Pourquoi une banque doit expertiser son patrimoine immobilier ?

 

Les banques et établissements financiers procèdent à des expertises immobilières pour évaluer les Biens apportés en garantie hypothécaire lors des demandes de prêt, mais aussi durant leur existence. Comment se présente cette évaluation ?
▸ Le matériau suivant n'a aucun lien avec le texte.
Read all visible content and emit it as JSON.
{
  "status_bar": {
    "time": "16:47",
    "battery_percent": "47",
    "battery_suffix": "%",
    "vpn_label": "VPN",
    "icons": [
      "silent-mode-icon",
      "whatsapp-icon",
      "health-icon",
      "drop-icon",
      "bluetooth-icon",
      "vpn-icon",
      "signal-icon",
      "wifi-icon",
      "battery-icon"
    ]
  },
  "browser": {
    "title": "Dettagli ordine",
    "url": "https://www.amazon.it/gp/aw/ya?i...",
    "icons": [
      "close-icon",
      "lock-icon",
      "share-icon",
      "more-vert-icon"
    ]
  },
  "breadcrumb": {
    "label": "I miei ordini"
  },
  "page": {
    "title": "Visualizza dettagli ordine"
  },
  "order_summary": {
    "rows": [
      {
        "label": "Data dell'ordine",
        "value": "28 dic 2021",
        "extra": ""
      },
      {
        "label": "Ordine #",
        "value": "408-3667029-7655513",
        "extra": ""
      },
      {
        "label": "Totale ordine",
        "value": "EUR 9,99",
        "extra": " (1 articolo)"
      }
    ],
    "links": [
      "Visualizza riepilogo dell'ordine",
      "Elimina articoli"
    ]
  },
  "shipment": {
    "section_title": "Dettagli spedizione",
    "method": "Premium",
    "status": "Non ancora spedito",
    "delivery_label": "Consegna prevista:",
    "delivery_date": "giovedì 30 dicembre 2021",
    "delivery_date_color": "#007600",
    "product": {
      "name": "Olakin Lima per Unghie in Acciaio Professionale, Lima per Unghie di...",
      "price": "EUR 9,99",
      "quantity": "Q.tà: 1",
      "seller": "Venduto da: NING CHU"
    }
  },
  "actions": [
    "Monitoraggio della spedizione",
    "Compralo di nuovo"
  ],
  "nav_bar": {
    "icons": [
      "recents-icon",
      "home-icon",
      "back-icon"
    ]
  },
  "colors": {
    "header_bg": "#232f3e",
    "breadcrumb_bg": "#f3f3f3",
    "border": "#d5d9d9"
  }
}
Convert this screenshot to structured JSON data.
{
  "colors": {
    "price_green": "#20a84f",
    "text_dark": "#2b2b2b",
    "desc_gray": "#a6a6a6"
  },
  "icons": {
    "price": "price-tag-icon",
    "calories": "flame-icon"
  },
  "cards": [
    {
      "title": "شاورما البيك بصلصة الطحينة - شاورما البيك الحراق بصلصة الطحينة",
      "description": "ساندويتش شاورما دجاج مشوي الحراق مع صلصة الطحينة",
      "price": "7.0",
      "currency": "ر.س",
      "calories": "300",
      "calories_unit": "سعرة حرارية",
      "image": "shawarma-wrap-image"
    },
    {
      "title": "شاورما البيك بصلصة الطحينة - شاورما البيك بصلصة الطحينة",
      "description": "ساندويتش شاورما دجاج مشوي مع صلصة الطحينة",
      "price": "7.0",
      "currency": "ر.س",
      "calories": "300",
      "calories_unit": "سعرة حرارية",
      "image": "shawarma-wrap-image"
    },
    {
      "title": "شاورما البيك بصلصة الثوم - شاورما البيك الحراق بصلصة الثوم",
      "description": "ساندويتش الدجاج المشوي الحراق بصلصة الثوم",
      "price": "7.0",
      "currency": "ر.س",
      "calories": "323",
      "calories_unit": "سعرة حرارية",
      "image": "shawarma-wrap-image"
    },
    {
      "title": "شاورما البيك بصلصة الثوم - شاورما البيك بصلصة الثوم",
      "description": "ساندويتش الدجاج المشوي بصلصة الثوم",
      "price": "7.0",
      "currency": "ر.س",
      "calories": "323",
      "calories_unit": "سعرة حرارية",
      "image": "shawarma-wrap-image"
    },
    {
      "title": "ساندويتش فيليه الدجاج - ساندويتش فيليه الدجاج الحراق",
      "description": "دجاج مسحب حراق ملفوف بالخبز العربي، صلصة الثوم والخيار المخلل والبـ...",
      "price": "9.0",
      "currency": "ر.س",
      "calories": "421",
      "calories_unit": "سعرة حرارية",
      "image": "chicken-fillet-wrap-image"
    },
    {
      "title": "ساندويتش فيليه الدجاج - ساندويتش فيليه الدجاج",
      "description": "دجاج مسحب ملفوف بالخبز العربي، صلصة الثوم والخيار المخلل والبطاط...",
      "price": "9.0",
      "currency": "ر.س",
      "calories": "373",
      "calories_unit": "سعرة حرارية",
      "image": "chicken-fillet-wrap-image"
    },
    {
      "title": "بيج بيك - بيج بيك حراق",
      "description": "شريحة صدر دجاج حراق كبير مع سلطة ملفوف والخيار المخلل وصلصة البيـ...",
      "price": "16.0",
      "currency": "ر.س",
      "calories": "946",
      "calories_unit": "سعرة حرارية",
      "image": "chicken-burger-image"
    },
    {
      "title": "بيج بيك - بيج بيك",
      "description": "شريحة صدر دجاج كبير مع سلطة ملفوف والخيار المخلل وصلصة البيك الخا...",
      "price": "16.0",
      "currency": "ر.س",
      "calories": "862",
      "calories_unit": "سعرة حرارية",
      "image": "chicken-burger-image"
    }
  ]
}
Les conditions d’évaluation

L’expertise immobilière pour les banques et établissements financiers se fonde sur le règlement 99-10 modifié par celui du n° 2002-02 du 15 juillet 2002 du Comité de la réglementation bancaire et financière sur les sociétés de crédit foncier.
L’évaluation vise à déterminer par écrit, de façon claire et précise, la valeur hypothécaire du Bien qui doit être inférieure ou égale à la valeur vénale.

Le règlement précise que l’évaluation doit être prudente, rejetant tout élément spéculatif pour se baser sur :

Les caractéristiques durables à long terme de l’immeuble ;

Les conditions de marché normales et locales ;

L’usage actuel du Bien et les autres usages auxquels il pourrait être destiné.

La valeur hypothécaire

Définition

La valeur hypothécaire repose sur une notion de revenus stabilisés dans le temps. La Charte de l’expertise la définit comme une valorisation appréciée de manière conservatrice dans le but de céder à terme l’immeuble. Elle dérive de la valeur du marché qui ne peut lui être inférieure.

Sa détermination tient compte des facteurs ci-après :

Les éléments de valorisation qui doivent être clairement définis ;

Les caractéristiques et éléments techniques de l’immeuble sur le long terme ;

Les conditions normales du marché local ;

Les conditions d’utilisation actuelles ;

• Les conditions alternatives d’utilisation.

Le taux de rendement retenu doit être géré en bon père de famille par un propriétaire.

Certains éléments ne doivent pas être pris en compte dans sa recherche :

Les niveaux de prix qui se présentent immédiatement ;

L’usage spécifique actuel de l’immeuble ;

L’expérience, le savoir-faire et la personnalité du propriétaire de l’immeuble.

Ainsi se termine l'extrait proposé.